Johannes Pfau via Digitalmars-d digitalmars-d at puremagic.com
Tue Apr 19 04:47:34 PDT 2016


Am Tue, 19 Apr 2016 01:57:21 -0700
schrieb Jonathan M Davis via Digitalmars-d
<digitalmars-d at puremagic.com>:

> I expect that hiding symbols which aren't public would certainly help
> a great deal in avoiding having a lot of unnecessary symbols in a
> compiled library, but it doesn't completely solve the problem. And
> when discussions on export have come up, some of the folks who are
> particularly knowledgeable on the subject have been _very_ much in
> favor of using export to restrict what is and isn't visible in the
> generated library rather than relying on public. They'll have to
> chime in to provide good details though.
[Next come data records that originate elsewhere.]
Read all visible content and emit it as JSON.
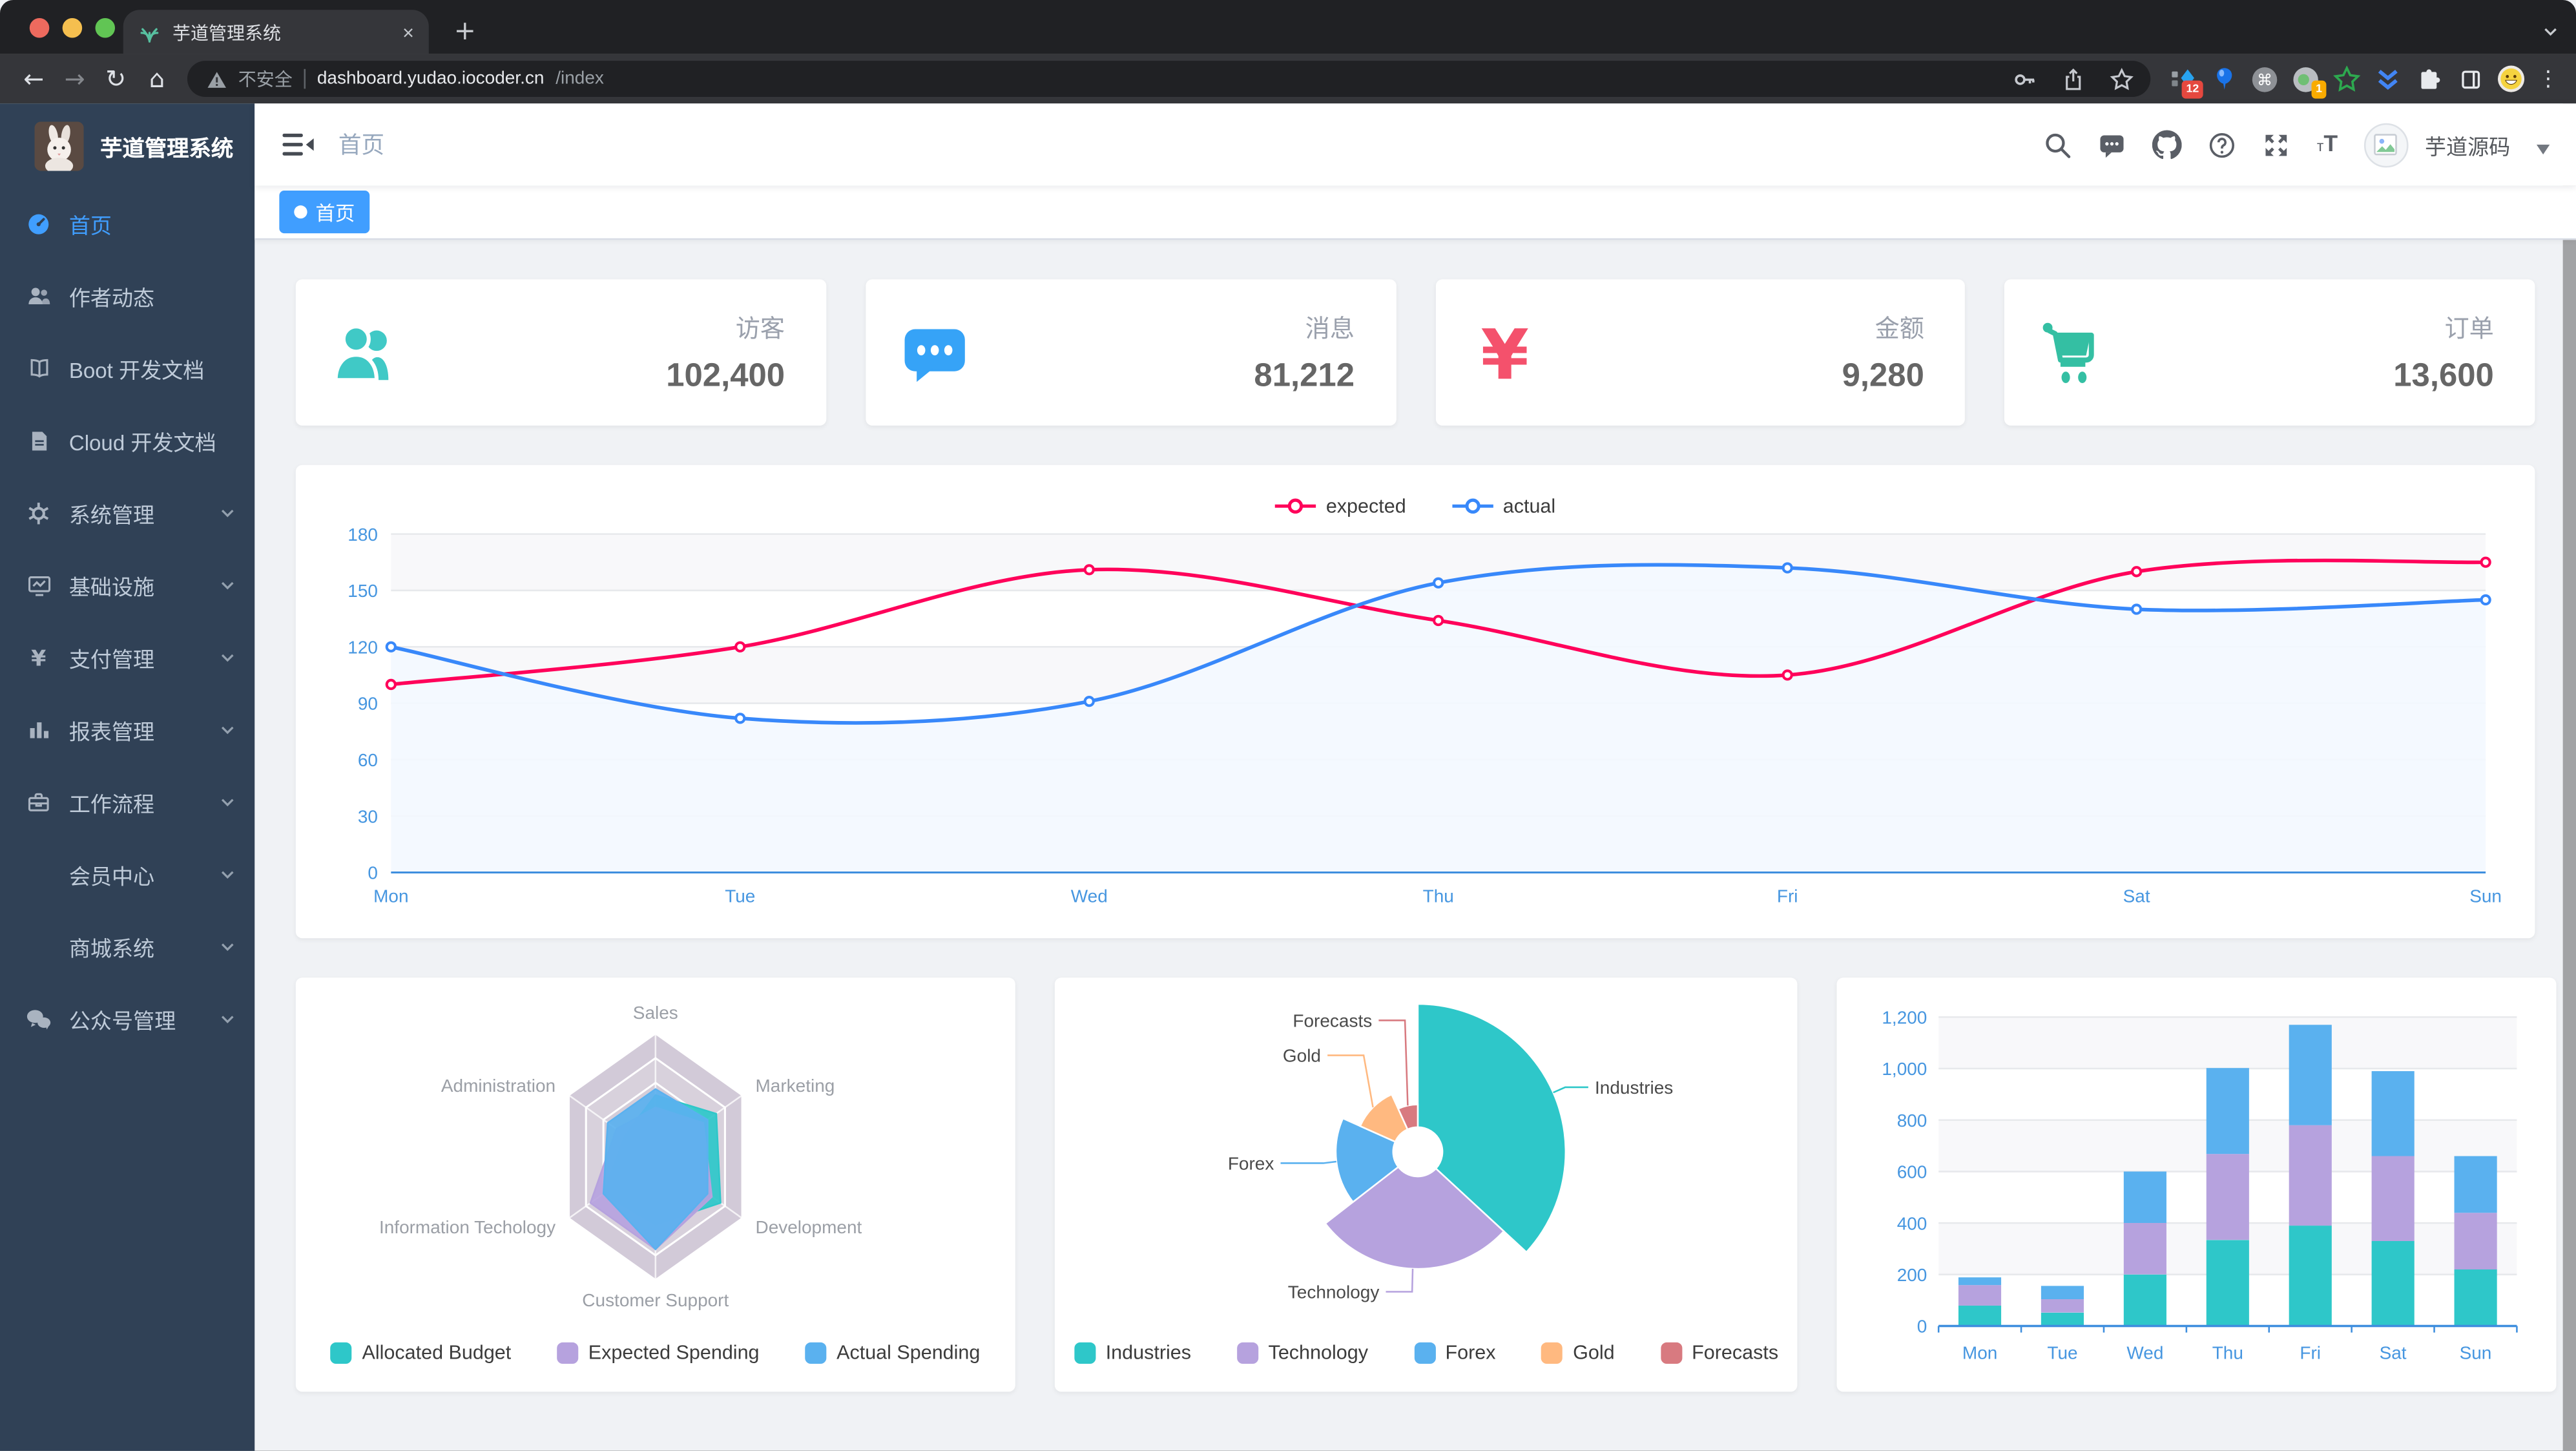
{
  "browser": {
    "tab_title": "芋道管理系统",
    "security_label": "不安全",
    "url_host": "dashboard.yudao.iocoder.cn",
    "url_path": "/index",
    "extension_badge_primary": "12",
    "extension_badge_secondary": "1"
  },
  "sidebar": {
    "logo_title": "芋道管理系统",
    "items": [
      {
        "name": "home",
        "label": "首页",
        "icon": "dashboard",
        "active": true,
        "expandable": false,
        "indent": false
      },
      {
        "name": "author-feed",
        "label": "作者动态",
        "icon": "people",
        "active": false,
        "expandable": false,
        "indent": false
      },
      {
        "name": "boot-docs",
        "label": "Boot 开发文档",
        "icon": "book",
        "active": false,
        "expandable": false,
        "indent": false
      },
      {
        "name": "cloud-docs",
        "label": "Cloud 开发文档",
        "icon": "document",
        "active": false,
        "expandable": false,
        "indent": false
      },
      {
        "name": "system-management",
        "label": "系统管理",
        "icon": "gear",
        "active": false,
        "expandable": true,
        "indent": false
      },
      {
        "name": "infrastructure",
        "label": "基础设施",
        "icon": "monitor",
        "active": false,
        "expandable": true,
        "indent": false
      },
      {
        "name": "payment-management",
        "label": "支付管理",
        "icon": "yen",
        "active": false,
        "expandable": true,
        "indent": false
      },
      {
        "name": "report-management",
        "label": "报表管理",
        "icon": "chart",
        "active": false,
        "expandable": true,
        "indent": false
      },
      {
        "name": "workflow",
        "label": "工作流程",
        "icon": "toolbox",
        "active": false,
        "expandable": true,
        "indent": false
      },
      {
        "name": "member-center",
        "label": "会员中心",
        "icon": null,
        "active": false,
        "expandable": true,
        "indent": true
      },
      {
        "name": "mall-system",
        "label": "商城系统",
        "icon": null,
        "active": false,
        "expandable": true,
        "indent": true
      },
      {
        "name": "official-account",
        "label": "公众号管理",
        "icon": "wechat",
        "active": false,
        "expandable": true,
        "indent": false
      }
    ]
  },
  "navbar": {
    "breadcrumb": "首页",
    "username": "芋道源码"
  },
  "tags": {
    "items": [
      {
        "label": "首页",
        "active": true
      }
    ]
  },
  "stats": [
    {
      "name": "visitors",
      "label": "访客",
      "value": "102,400",
      "icon": "people",
      "color": "#40c9c6"
    },
    {
      "name": "messages",
      "label": "消息",
      "value": "81,212",
      "icon": "message",
      "color": "#36a3f7"
    },
    {
      "name": "amount",
      "label": "金额",
      "value": "9,280",
      "icon": "money",
      "color": "#f4516c"
    },
    {
      "name": "orders",
      "label": "订单",
      "value": "13,600",
      "icon": "cart",
      "color": "#34bfa3"
    }
  ],
  "chart_data": [
    {
      "id": "weekly-line",
      "type": "line",
      "x": [
        "Mon",
        "Tue",
        "Wed",
        "Thu",
        "Fri",
        "Sat",
        "Sun"
      ],
      "ylim": [
        0,
        180
      ],
      "ytick": 30,
      "yticklabels": [
        "0",
        "30",
        "60",
        "90",
        "120",
        "150",
        "180"
      ],
      "series": [
        {
          "name": "expected",
          "color": "#FF005A",
          "values": [
            100,
            120,
            161,
            134,
            105,
            160,
            165
          ]
        },
        {
          "name": "actual",
          "color": "#3888fa",
          "area_color": "#f3f8ff",
          "values": [
            120,
            82,
            91,
            154,
            162,
            140,
            145
          ]
        }
      ],
      "legend_position": "top",
      "grid": "striped-bands"
    },
    {
      "id": "budget-radar",
      "type": "radar",
      "indicators": [
        {
          "name": "Sales",
          "max": 10000
        },
        {
          "name": "Administration",
          "max": 20000
        },
        {
          "name": "Information Techology",
          "max": 20000
        },
        {
          "name": "Customer Support",
          "max": 20000
        },
        {
          "name": "Development",
          "max": 20000
        },
        {
          "name": "Marketing",
          "max": 20000
        }
      ],
      "series": [
        {
          "name": "Allocated Budget",
          "color": "#2ec7c9",
          "values": [
            5000,
            7000,
            12000,
            11000,
            15000,
            14000
          ]
        },
        {
          "name": "Expected Spending",
          "color": "#b6a2de",
          "values": [
            4000,
            9000,
            15000,
            15000,
            13000,
            11000
          ]
        },
        {
          "name": "Actual Spending",
          "color": "#5ab1ef",
          "values": [
            5500,
            11000,
            12000,
            15000,
            12000,
            12000
          ]
        }
      ],
      "legend_position": "bottom"
    },
    {
      "id": "category-pie",
      "type": "pie",
      "rose": true,
      "items": [
        {
          "name": "Industries",
          "value": 320,
          "color": "#2ec7c9"
        },
        {
          "name": "Technology",
          "value": 240,
          "color": "#b6a2de"
        },
        {
          "name": "Forex",
          "value": 149,
          "color": "#5ab1ef"
        },
        {
          "name": "Gold",
          "value": 100,
          "color": "#ffb980"
        },
        {
          "name": "Forecasts",
          "value": 59,
          "color": "#d87a80"
        }
      ],
      "legend_position": "bottom"
    },
    {
      "id": "weekly-bar",
      "type": "bar",
      "stacked": true,
      "x": [
        "Mon",
        "Tue",
        "Wed",
        "Thu",
        "Fri",
        "Sat",
        "Sun"
      ],
      "ylim": [
        0,
        1200
      ],
      "ytick": 200,
      "yticklabels": [
        "0",
        "200",
        "400",
        "600",
        "800",
        "1,000",
        "1,200"
      ],
      "series": [
        {
          "color": "#2ec7c9",
          "values": [
            79,
            52,
            200,
            334,
            390,
            330,
            220
          ]
        },
        {
          "color": "#b6a2de",
          "values": [
            80,
            52,
            200,
            334,
            390,
            330,
            220
          ]
        },
        {
          "color": "#5ab1ef",
          "values": [
            30,
            52,
            200,
            334,
            390,
            330,
            220
          ]
        }
      ],
      "grid": "striped-bands"
    }
  ],
  "colors": {
    "accent": "#409eff",
    "sidebar_bg": "#304156",
    "chrome_tabstrip": "#202124",
    "chrome_toolbar": "#35363a",
    "content_bg": "#f0f2f5",
    "axis_label": "#4696e0",
    "traffic_lights": [
      "#ed6a5e",
      "#f5bf4f",
      "#61c554"
    ]
  }
}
The main issue that I recall
> is the desire/need to reduce the number of symbols in order to make
> compiling/linking more efficient.
> 
> - Jonathan M Davis
> 

Not only compiling / linking: https://gcc.gnu.org/wiki/Visibility

* It very substantially improves load times of your DSO (Dynamic Shared
  Object). For example, a huge C++ template-based library which was
  tested (the TnFOX Boost.Python bindings library) now loads in eight
  seconds rather than over six minutes!

* It lets the optimiser produce better code. PLT indirections (when a
  function call or variable access must be looked up via the Global
  Offset Table such as in PIC code) can be completely avoided, thus
  substantially avoiding pipeline stalls on modern processors and thus
  much faster code. Furthermore when most of the symbols are bound
  locally, they can be safely elided (removed) completely through the
  entire DSO. This gives greater latitude especially to the inliner
  which no longer needs to keep an entry point around "just in case".

* It reduces the size of your DSO by 5-20%. ELF's exported symbol table
  format is quite a space hog, giving the complete mangled symbol name
  which with heavy template usage can average around 1000 bytes. C++
  templates spew out a huge amount of symbols and a typical C++ library
  can easily surpass 30,000 symbols which is around 5-6Mb! Therefore if
  you cut out the 60-80% of unnecessary symbols, your DSO can be
  megabytes smaller!

* Much lower chance of symbol collision. The old woe of two libraries
  internally using the same symbol for different things is finally
  behind us with this patch. Hallelujah!